In 1975, "Wizard of Id" cartoonist Brant Parker introduced Rechin to Wilder, who had been writing "Crock" with Parker.
After the CIA, Wilder had worked for Lockheed, General Electric and RCA before going into the comics business full-time.
Parker wanted to devote more time to "Wizard of Id," and Rechin and Wilder hit if off and bought out Parker's interest in "Crock."
In 1989, Rechin moved to Spotsylvania, and Wilder soon followed. The two men have always been close, and their wives were best friends.
In 1983, the National Cartoonist Society nominated "Crock" as America's best humor strip, along with "Doonesbury" and "Garfield." "Garfield" won. When Rechin got home from the awards banquet, he found a Garfield doll hanging in effigy in front of his house. A note read: "Dear Dad--We hung this little sucker nine times."
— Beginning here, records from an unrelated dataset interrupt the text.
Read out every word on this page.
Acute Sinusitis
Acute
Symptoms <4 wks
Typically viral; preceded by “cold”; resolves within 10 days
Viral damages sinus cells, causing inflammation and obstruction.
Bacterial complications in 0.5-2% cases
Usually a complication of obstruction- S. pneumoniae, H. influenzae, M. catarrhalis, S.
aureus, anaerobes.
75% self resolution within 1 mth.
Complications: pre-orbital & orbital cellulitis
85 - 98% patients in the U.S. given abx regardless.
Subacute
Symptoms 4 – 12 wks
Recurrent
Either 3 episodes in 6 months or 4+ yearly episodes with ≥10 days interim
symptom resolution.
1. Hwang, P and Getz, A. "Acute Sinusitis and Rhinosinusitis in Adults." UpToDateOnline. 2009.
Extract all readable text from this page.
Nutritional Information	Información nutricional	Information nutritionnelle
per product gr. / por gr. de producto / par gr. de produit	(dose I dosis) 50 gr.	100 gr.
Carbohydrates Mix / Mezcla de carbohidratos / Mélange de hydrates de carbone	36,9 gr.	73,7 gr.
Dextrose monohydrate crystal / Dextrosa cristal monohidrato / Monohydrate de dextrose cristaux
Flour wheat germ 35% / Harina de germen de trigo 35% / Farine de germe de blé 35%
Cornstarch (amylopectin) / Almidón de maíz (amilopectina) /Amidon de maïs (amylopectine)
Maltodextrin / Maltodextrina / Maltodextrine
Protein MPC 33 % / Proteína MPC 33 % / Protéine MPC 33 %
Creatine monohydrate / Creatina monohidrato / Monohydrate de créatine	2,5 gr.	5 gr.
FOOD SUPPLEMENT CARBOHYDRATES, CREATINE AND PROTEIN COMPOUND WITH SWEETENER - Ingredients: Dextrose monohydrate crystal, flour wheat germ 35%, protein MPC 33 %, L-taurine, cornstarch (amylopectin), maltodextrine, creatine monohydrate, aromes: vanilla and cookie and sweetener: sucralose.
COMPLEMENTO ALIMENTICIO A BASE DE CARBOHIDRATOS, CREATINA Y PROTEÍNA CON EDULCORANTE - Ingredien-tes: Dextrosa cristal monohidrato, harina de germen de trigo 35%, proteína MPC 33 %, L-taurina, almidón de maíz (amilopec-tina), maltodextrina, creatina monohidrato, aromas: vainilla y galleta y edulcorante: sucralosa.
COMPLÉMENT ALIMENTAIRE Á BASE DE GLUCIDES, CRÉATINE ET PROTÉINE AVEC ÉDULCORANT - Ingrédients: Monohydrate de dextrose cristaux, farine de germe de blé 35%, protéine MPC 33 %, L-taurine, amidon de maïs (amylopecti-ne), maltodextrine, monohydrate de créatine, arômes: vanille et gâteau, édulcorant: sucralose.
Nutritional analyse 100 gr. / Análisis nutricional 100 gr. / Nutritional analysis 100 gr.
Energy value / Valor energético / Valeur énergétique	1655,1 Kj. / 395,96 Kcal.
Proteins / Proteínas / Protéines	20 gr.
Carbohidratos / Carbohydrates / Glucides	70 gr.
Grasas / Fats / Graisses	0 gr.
In the late '80s, President Ronald Reagan honored Rechin and Wilder during a ceremony in the Rose Garden at the White House.
But Grace said political correctness has made it much harder to be funny lately.
"Crock" is a strip about the military written by white men in an era when many newspaper editors are looking for material about families and children done by women and minorities.
Grace said doing a comic strip today can be difficult because women readers want women characters, but don't want those female characters to be the butt of jokes.
"Crock," he said, is about "misfits and losers out in the middle of the desert."
But, he said, people don't like it when you make a woman a "misfit" or "loser."
Grace said he loves the strip, but thinks his favorite "Crock" character, Grossie, probably bothers some women readers.
Grace has a similar problem with Effie, a funny female character in his own strip.
"I'm just trying to say it's very difficult doing a politically incorrect strip," Grace said. "But we try to break out, we try to break through those barriers."
Rechin said: "I've never felt threatened by anything like that. You have to make the characters work with the gag."
He said there's been only one complaint about Grossie, from an obese female reader.
"She wanted Grossie to go on a diet, and that's just not gonna happen," Rechin said with a chuckle.
Still, Wilder said, cartoonists do feel pressure to make women and minority characters smarter, "and have them get the best of things."
He said Grossie's husband, Maggot, is the butt of jokes more often than she is.
"We're trying to work both ways and not patronize women--point out the good and bad things."
Rechin said he sees Grossie as the strongest character in the strip.
"She comes in and solves problems the men can't," he said.
"And at the same time, she's making hamburger hash and thinking she's the best cook in the world."
Rechin said it's important to avoid overanalyzing things and remember that the work is published on what used to be called "the funny pages."
"We have this whole little world we've created," he said.
He said he draws the angst-ridden Trooper Figowitz, "and I look at him and he looks up at me from the paper--and I laugh at that."